{x}
blog image

Peeking Iterator

Design an iterator that supports the peek operation on an existing iterator in addition to the hasNext and the next operations.

Implement the PeekingIterator class:

  • PeekingIterator(Iterator<int> nums) Initializes the object with the given integer iterator iterator.
  • int next() Returns the next element in the array and moves the pointer to the next element.
  • boolean hasNext() Returns true if there are still elements in the array.
  • int peek() Returns the next element in the array without moving the pointer.

Note: Each language may have a different implementation of the constructor and Iterator, but they all support the int next() and boolean hasNext() functions.

 

Example 1:

Input
["PeekingIterator", "next", "peek", "next", "next", "hasNext"]
[[[1, 2, 3]], [], [], [], [], []]
Output
[null, 1, 2, 2, 3, false]

Explanation
PeekingIterator peekingIterator = new PeekingIterator([1, 2, 3]); // [1,2,3]
peekingIterator.next();    // return 1, the pointer moves to the next element [1,2,3].
peekingIterator.peek();    // return 2, the pointer does not move [1,2,3].
peekingIterator.next();    // return 2, the pointer moves to the next element [1,2,3]
peekingIterator.next();    // return 3, the pointer moves to the next element [1,2,3]
peekingIterator.hasNext(); // return False

 

Constraints:

  • 1 <= nums.length <= 1000
  • 1 <= nums[i] <= 1000
  • All the calls to next and peek are valid.
  • At most 1000 calls will be made to next, hasNext, and peek.

 

Follow up: How would you extend your design to be generic and work with all types, not just integer?

Solution Explanation

This problem requires designing a PeekingIterator class that extends the functionality of a standard iterator by adding a peek() method. The peek() method allows retrieving the next element without advancing the iterator. The solution involves storing a peeked element and a boolean flag to track whether an element has been peeked.

Approach

The core idea is to maintain an additional variable to store the "peeked" element and a boolean flag to indicate whether a peek operation has already been performed.
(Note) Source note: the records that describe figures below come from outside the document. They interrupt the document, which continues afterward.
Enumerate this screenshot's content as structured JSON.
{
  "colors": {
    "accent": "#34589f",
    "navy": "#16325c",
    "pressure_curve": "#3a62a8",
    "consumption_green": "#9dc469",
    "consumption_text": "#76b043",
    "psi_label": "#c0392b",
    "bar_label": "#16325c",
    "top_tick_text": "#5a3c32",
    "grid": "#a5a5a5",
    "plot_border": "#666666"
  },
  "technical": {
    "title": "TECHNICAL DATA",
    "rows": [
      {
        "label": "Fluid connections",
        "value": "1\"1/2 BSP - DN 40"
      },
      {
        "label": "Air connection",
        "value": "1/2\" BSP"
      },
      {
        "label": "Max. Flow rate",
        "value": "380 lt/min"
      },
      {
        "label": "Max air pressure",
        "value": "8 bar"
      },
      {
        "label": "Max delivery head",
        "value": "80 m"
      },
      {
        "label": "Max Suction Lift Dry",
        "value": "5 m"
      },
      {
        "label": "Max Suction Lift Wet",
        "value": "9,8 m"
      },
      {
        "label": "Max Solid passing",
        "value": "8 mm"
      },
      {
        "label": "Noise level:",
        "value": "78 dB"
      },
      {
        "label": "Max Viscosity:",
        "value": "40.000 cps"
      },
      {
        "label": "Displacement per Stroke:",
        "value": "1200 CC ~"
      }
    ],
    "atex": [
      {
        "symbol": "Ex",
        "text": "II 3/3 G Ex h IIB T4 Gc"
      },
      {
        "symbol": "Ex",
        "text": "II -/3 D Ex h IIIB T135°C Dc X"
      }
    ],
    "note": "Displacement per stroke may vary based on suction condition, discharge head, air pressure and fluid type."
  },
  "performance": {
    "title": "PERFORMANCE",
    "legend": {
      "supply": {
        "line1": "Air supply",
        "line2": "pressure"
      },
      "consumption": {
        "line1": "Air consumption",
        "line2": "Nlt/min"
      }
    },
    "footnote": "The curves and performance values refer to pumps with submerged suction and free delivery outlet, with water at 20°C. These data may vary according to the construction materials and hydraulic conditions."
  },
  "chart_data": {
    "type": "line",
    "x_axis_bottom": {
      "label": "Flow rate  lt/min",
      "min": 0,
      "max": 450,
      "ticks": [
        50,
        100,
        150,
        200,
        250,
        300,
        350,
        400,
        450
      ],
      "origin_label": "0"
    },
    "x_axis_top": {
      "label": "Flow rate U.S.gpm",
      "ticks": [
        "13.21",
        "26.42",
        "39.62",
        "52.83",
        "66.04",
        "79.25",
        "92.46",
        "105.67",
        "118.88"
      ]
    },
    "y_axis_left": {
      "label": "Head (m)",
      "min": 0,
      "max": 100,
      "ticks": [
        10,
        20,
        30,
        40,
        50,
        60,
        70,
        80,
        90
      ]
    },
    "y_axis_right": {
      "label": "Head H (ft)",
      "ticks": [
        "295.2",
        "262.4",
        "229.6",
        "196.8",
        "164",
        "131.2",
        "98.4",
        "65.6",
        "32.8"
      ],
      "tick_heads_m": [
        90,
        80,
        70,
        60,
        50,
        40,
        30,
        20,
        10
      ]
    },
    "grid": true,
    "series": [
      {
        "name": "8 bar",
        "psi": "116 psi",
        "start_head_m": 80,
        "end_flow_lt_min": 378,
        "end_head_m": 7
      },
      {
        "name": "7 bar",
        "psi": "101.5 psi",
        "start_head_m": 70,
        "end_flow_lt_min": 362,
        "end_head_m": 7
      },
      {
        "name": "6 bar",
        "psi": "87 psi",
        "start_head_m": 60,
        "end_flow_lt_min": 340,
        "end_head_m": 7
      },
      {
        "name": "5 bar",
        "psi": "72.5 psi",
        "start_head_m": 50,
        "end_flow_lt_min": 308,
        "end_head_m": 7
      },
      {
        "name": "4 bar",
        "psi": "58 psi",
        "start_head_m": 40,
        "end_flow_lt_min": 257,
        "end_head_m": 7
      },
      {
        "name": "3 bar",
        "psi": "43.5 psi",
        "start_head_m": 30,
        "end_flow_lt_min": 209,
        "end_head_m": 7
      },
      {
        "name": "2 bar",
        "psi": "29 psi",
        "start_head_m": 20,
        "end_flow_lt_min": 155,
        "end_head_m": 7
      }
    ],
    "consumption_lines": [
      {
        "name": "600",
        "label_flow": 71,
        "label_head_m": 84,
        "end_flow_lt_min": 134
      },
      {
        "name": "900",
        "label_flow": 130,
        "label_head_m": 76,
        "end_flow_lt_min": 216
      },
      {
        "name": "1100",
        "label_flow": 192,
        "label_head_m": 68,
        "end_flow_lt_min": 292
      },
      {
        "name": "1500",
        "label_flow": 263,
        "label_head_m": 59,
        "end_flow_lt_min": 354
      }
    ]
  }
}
  1. Constructor: The constructor initializes the PeekingIterator with the given iterator. It also initializes a has_peeked flag to False and peeked_element to None.

  2. peek() method: If has_peeked is False, it calls the iterator's next() method to get the next element, stores it in peeked_element, and sets has_peeked to True. Then it returns the peeked_element.

  3. next() method: If has_peeked is True, it means a peek operation was performed earlier. It returns the peeked_element, resets has_peeked to False, and sets peeked_element back to None. Otherwise, it directly calls the iterator's next() method and returns the result.

  4. hasNext() method: This method checks if either has_peeked is True (meaning there's a peeked element) or the iterator has more elements using its hasNext() method.

Code Explanation (Python3)

class PeekingIterator:
    def __init__(self, iterator):
        self.iterator = iterator
        self.has_peeked = False
        self.peeked_element = None
 
    def peek(self):
        if not self.has_peeked:
            self.peeked_element = self.iterator.next()
            self.has_peeked = True
        return self.peeked_element
 
    def next(self):
        if not self.has_peeked:
            return self.iterator.next()
        result = self.peeked_element
        self.has_peeked = False
        self.peeked_element = None
        return result
 
    def hasNext(self):
        return self.has_peeked or self.iterator.hasNext()

The code in other languages (Java, C++, Go) follows the same logic, adapting the syntax and data structures to the respective languages.

Time and Space Complexity

  • Time Complexity:

    • __init__: O(1) - Constant time initialization.
    • peek(): O(1) - Constant time peek operation (at most one call to next()).
    • next(): O(1) - Constant time to return the next element.
    • hasNext(): O(1) - Constant time to check for next element.

  • Space Complexity: O(1) - Constant extra space is used to store has_peeked and peeked_element. The space usage doesn't depend on the input size.

The solution efficiently provides the peeking functionality without significantly impacting the time or space complexity of the original iterator.